Das Konzept der "postmigrantischen Gesellschaft"
Das Konzept der "postmigrantischen Gesellschaft" wird schon seit einigen Jahren in der Forschung diskutiert. Ob wir bereits in einer entsprechenden Gesellschaft leben, sei aufgrund verschiedener Definitionen nicht leicht zu beantworten. Manche wie die deutsche Migrationsforscherin Naika Foroutan gehen davon aus, dass eine postmigrantische Gesellschaft erst besteht, wenn es eine offizielle Anerkennung - etwa über neue Staatsbürgerschaftsgesetze - gibt, dass das jeweilige Land ein Einwanderungsland ist. Aber gerade beim Staatsbürgerschaftsrecht sei Österreich bekanntermaßen sehr verschlossen, so die Expertin, Deutschland habe ein neues im Jahr 2000 eingeführt.
Aus der Perspektive der Literaturwissenschaft könne man schon lange von der Existenz einer postmigrantischen Gesellschaft sprechen, so die Literaturwissenschafterin: "Hier erkämpfen sich Migrantinnen und Migranten in Österreich seit den 1990er Jahren ein Recht auf Teilhabe." In der Kultur sei der Begriff etwa über die Regisseurin Shermin Langhoff etabliert worden, die in Berlin um 2008 das postmigrantische Theater begründete.
"Der Begriff 'postmigrantisch' will daran erinnern, dass liberale demokratische Gesellschaften allen Menschen Gleichberechtigung versprechen, dass dieses Versprechen in Bezug auf Migranten und Migrantinnen aber noch nicht eingelöst ist", meinte Sievers.
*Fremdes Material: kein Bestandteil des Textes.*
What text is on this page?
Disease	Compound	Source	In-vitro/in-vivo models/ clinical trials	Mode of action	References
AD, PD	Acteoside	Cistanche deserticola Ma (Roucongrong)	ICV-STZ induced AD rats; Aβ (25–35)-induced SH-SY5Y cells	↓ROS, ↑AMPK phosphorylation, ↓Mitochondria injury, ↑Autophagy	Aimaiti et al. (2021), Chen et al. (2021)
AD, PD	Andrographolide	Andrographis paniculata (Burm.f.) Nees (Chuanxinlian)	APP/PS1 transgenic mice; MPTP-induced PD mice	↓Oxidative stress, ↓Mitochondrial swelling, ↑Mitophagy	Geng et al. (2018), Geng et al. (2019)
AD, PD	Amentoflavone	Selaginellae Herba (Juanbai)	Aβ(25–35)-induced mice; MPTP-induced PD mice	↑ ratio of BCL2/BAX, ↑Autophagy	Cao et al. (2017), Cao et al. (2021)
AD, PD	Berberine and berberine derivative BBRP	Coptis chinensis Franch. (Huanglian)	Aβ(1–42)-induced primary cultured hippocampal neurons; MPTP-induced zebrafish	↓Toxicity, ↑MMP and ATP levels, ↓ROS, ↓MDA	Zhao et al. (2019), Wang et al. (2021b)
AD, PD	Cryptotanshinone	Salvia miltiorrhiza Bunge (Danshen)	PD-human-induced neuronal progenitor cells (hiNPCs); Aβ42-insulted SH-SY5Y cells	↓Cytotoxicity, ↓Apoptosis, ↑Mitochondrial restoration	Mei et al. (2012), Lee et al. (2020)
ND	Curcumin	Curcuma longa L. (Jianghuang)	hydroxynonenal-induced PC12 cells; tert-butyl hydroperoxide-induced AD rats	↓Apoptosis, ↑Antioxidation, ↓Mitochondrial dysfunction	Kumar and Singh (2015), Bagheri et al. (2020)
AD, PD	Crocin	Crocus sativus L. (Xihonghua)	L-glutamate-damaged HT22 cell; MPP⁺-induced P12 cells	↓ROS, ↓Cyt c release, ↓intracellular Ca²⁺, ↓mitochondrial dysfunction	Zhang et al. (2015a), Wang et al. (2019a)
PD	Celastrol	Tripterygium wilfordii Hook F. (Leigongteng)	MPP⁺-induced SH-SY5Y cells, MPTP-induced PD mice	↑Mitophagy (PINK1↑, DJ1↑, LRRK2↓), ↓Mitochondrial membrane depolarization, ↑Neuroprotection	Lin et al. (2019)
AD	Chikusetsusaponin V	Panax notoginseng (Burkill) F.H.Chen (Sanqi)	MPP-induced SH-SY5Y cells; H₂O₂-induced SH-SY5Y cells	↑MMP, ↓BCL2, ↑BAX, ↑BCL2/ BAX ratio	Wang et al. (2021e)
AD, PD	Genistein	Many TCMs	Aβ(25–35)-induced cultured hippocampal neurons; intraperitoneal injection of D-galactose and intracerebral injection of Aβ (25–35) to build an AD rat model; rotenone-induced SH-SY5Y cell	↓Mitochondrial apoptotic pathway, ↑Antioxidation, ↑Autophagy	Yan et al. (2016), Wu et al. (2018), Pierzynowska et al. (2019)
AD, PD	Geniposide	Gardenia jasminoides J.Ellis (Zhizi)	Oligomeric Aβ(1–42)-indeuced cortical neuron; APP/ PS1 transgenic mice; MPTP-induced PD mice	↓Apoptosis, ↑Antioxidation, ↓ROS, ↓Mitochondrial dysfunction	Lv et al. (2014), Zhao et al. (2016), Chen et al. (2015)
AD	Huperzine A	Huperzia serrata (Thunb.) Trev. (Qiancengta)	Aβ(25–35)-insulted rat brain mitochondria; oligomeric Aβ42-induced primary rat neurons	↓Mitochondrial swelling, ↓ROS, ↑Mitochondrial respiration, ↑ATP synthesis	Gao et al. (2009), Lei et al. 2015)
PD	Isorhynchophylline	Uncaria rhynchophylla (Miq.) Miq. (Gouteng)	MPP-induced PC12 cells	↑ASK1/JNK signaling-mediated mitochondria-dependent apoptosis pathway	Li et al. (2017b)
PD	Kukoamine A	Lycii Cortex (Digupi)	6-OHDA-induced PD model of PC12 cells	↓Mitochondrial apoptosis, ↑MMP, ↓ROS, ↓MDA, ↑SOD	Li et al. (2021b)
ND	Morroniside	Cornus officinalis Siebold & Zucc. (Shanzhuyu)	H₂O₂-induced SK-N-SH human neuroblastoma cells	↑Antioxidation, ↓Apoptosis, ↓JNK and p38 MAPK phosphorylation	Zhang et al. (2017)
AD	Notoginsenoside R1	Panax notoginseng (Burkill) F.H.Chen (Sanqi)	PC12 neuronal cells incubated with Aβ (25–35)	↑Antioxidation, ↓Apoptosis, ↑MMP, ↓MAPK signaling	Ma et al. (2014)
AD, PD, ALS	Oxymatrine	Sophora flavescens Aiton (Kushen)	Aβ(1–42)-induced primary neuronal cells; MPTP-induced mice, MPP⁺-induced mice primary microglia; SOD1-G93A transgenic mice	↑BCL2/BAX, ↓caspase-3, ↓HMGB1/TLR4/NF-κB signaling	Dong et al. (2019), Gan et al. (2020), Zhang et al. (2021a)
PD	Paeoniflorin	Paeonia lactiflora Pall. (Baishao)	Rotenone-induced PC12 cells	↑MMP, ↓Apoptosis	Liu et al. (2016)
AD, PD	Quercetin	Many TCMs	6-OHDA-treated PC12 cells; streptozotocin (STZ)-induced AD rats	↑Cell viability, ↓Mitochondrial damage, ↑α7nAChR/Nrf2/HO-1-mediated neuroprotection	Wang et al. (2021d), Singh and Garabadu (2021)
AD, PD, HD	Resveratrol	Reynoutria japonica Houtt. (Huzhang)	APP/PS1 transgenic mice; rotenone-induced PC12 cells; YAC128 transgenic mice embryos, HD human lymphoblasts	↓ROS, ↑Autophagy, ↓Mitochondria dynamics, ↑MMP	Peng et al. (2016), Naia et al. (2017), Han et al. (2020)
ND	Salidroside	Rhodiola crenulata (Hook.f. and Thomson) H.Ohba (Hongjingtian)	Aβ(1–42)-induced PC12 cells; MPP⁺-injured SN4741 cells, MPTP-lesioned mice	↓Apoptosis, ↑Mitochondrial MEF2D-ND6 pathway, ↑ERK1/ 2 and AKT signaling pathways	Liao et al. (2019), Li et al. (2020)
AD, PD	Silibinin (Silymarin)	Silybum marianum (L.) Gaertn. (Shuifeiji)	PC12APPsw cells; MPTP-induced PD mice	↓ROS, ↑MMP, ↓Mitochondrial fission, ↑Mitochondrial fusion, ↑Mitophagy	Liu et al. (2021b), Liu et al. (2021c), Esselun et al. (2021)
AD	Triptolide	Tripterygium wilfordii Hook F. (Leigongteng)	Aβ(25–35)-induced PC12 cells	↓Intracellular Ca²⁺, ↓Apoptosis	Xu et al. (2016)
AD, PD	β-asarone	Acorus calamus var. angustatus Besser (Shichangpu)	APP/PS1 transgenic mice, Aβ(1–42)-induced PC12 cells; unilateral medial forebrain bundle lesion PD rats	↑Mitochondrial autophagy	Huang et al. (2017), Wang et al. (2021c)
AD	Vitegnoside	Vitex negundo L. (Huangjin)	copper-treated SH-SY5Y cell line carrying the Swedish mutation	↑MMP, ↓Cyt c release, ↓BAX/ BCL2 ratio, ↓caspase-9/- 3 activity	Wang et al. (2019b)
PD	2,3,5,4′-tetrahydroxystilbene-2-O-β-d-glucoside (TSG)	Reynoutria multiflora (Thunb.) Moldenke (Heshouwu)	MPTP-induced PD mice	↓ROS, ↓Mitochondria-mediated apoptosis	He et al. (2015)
Mit dem Begriff wende man sich in der Forschung gegen die Vorstellung, dass Integration allein eine Aufgabe der Zugewanderten ist.
Auseinanderklaffen von Forschung und Politik
Gerade in Österreich hat die Expertin oft das Gefühl, dass die Forschungs- und politischen Debatten "so weit auseinanderliegen, dass es sehr schwer ist, die Perspektiven der Wissenschaft in den Diskurs einzubringen". Das liege auch daran, dass sich Migrationsforschung in den vergangenen Jahrzehnten sehr internationalisiert habe, während sich die politischen Argumente immer stärker nationalisiert haben.
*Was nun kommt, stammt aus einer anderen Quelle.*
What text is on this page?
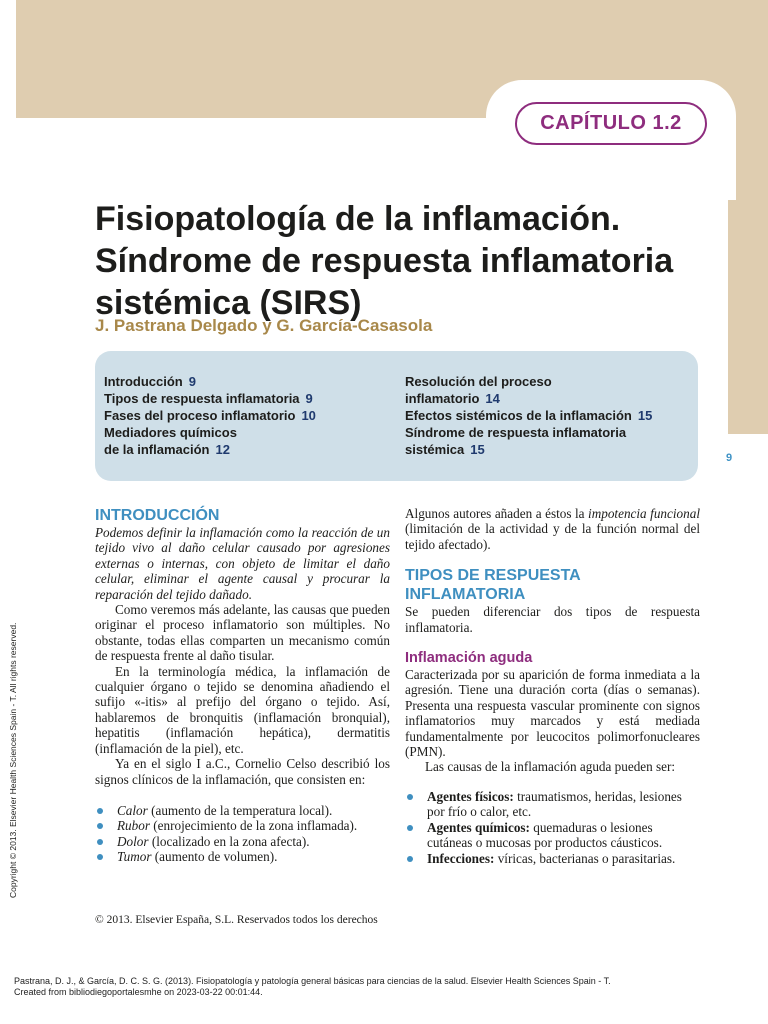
CAPÍTULO 1.2
Fisiopatología de la inflamación.
Síndrome de respuesta inflamatoria
sistémica (SIRS)
J. Pastrana Delgado y G. García-Casasola
Introducción 9
Tipos de respuesta inflamatoria 9
Fases del proceso inflamatorio 10
Mediadores químicos
de la inflamación 12
Resolución del proceso
inflamatorio 14
Efectos sistémicos de la inflamación 15
Síndrome de respuesta inflamatoria
sistémica 15
9
INTRODUCCIÓN

Podemos definir la inflamación como la reacción de un tejido vivo al daño celular causado por agresiones externas o internas, con objeto de limitar el daño celular, eliminar el agente causal y procurar la reparación del tejido dañado.

Como veremos más adelante, las causas que pueden originar el proceso inflamatorio son múltiples. No obstante, todas ellas comparten un mecanismo común de respuesta frente al daño tisular.

En la terminología médica, la inflamación de cualquier órgano o tejido se denomina añadiendo el sufijo «-itis» al prefijo del órgano o tejido. Así, hablaremos de bronquitis (inflamación bronquial), hepatitis (inflamación hepática), dermatitis (inflamación de la piel), etc.

Ya en el siglo I a.C., Cornelio Celso describió los signos clínicos de la inflamación, que consisten en:

Calor (aumento de la temperatura local).
Rubor (enrojecimiento de la zona inflamada).
Dolor (localizado en la zona afecta).
Tumor (aumento de volumen).

Algunos autores añaden a éstos la impotencia funcional (limitación de la actividad y de la función normal del tejido afectado).

TIPOS DE RESPUESTA INFLAMATORIA

Se pueden diferenciar dos tipos de respuesta inflamatoria.

Inflamación aguda

Caracterizada por su aparición de forma inmediata a la agresión. Tiene una duración corta (días o semanas). Presenta una respuesta vascular prominente con signos inflamatorios muy marcados y está mediada fundamentalmente por leucocitos polimorfonucleares (PMN).

Las causas de la inflamación aguda pueden ser:

Agentes físicos: traumatismos, heridas, lesiones por frío o calor, etc.
Agentes químicos: quemaduras o lesiones cutáneas o mucosas por productos cáusticos.
Infecciones: víricas, bacterianas o parasitarias.
© 2013. Elsevier España, S.L. Reservados todos los derechos
Copyright © 2013. Elsevier Health Sciences Spain - T. All rights reserved.
Pastrana, D. J., & García, D. C. S. G. (2013). Fisiopatología y patología general básicas para ciencias de la salud. Elsevier Health Sciences Spain - T.
Created from bibliodiegoportalesmhe on 2023-03-22 00:01:44.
Mit der von Sievers und ihrem Kollegen Rainer Bauböck herausgegebenen Publikationsreihe "Migration &" hat man bereits einen Versuch gestartet, auf politische Debatten zu reagieren und sich mit der Frage einzubringen, "wie man auf Migration anders blicken kann, als es bisher in der öffentlichen Auseinandersetzung geschieht". Im Aufbau befindet sich zudem eine "Themenplattform Migration und Diversität". Sie soll Expertinnen und Experten sowie Studien stärker sichtbar machen.
"Deutschland und Österreich eint, dass es Auseinandersetzungen um Migration in einem enormen Ausmaß gibt. Es geht dabei aber stellvertretend darum, ob wir Diversität akzeptieren wollen, auch etwa im Hinblick auf Genderthemen. Migration ist dafür nur zum Label geworden, weil es wunderbar funktioniert, damit zu mobilisieren", sagte Sievers, die mit Kolleginnen und Kollegen in Innsbruck die "8. Jahrestagung der Migrationsforschung" organisiert hat.